= Giovanni Valentino Gentile =

Italian humanist and non-trinitarian

Giovanni Valentino Gentile (c. 1520 in Scigliano - 10 September 1566 in Bern) was an Italian humanist and non-trinitarian.

As a young man he was influenced by Giorgio Siculo's teaching against paedobaptism and transubstantiation.

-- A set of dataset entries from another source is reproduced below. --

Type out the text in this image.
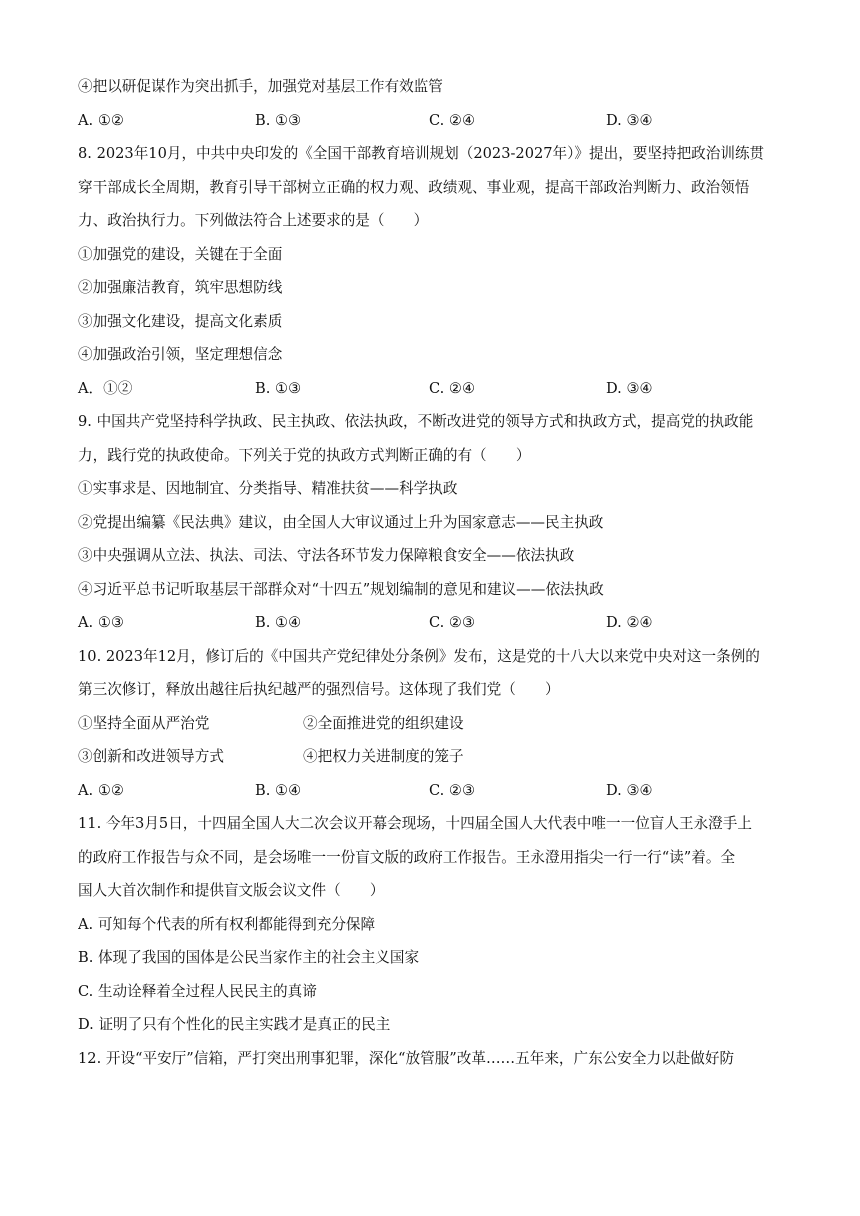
④把以研促谋作为突出抓手，加强党对基层工作有效监管
A. ①②	B. ①③	C. ②④	D. ③④
8. 2023年10月，中共中央印发的《全国干部教育培训规划（2023-2027年）》提出，要坚持把政治训练贯
穿干部成长全周期，教育引导干部树立正确的权力观、政绩观、事业观，提高干部政治判断力、政治领悟
力、政治执行力。下列做法符合上述要求的是（　　）
①加强党的建设，关键在于全面
②加强廉洁教育，筑牢思想防线
③加强文化建设，提高文化素质
④加强政治引领，坚定理想信念
A．①②	B. ①③	C. ②④	D. ③④
9. 中国共产党坚持科学执政、民主执政、依法执政，不断改进党的领导方式和执政方式，提高党的执政能
力，践行党的执政使命。下列关于党的执政方式判断正确的有（　　）
①实事求是、因地制宜、分类指导、精准扶贫——科学执政
②党提出编纂《民法典》建议，由全国人大审议通过上升为国家意志——民主执政
③中央强调从立法、执法、司法、守法各环节发力保障粮食安全——依法执政
④习近平总书记听取基层干部群众对“十四五”规划编制的意见和建议——依法执政
A. ①③	B. ①④	C. ②③	D. ②④
10. 2023年12月，修订后的《中国共产党纪律处分条例》发布，这是党的十八大以来党中央对这一条例的
第三次修订，释放出越往后执纪越严的强烈信号。这体现了我们党（　　）
①坚持全面从严治党	②全面推进党的组织建设
③创新和改进领导方式	④把权力关进制度的笼子
A. ①②	B. ①④	C. ②③	D. ③④
11. 今年3月5日，十四届全国人大二次会议开幕会现场，十四届全国人大代表中唯一一位盲人王永澄手上
的政府工作报告与众不同，是会场唯一一份盲文版的政府工作报告。王永澄用指尖一行一行“读”着。全
国人大首次制作和提供盲文版会议文件（　　）
A. 可知每个代表的所有权利都能得到充分保障
B. 体现了我国的国体是公民当家作主的社会主义国家
C. 生动诠释着全过程人民民主的真谛
D. 证明了只有个性化的民主实践才是真正的民主
12. 开设“平安厅”信箱，严打突出刑事犯罪，深化“放管服”改革……五年来，广东公安全力以赴做好防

In 1546 he took part in the Collegia Vicentina in Vicenza, adopting the Unitarian view of Lelio Sozzini. After the 1550 Anabaptist Council of Venice antitrinitarians were persecuted by the Council of Ten and in 1557 Gentile fled with Apollonio Merenda to Geneva—already home to Giorgio Biandrata, Nicola Gallo, Giovanni Paolo Alciati and Matteo Gribaldi, and there, in 1558, he aligned with Alciati and Biandrata against Jean Calvin. On May 18, 1558, Calvin required all the Italian exiles in Geneva to affirm a Trinitarian statement, which Gentile first refused to sign, but then following the others, did so. At this period the Italian exiles in Geneva were forming the idea of Christ as a person subordinate to God, the Father, and of the Holy Spirit as simply God's power. In June Gentile and Nicola Gallo were denounced and tried for heresy and blasphemy by Calvin himself with the result that Gentile was sentenced to beheading.

Gary W. Jenkins calls Giorgio Biandrata the "tritheist apostle to the Poles", and suggests that Gentile was his Silas.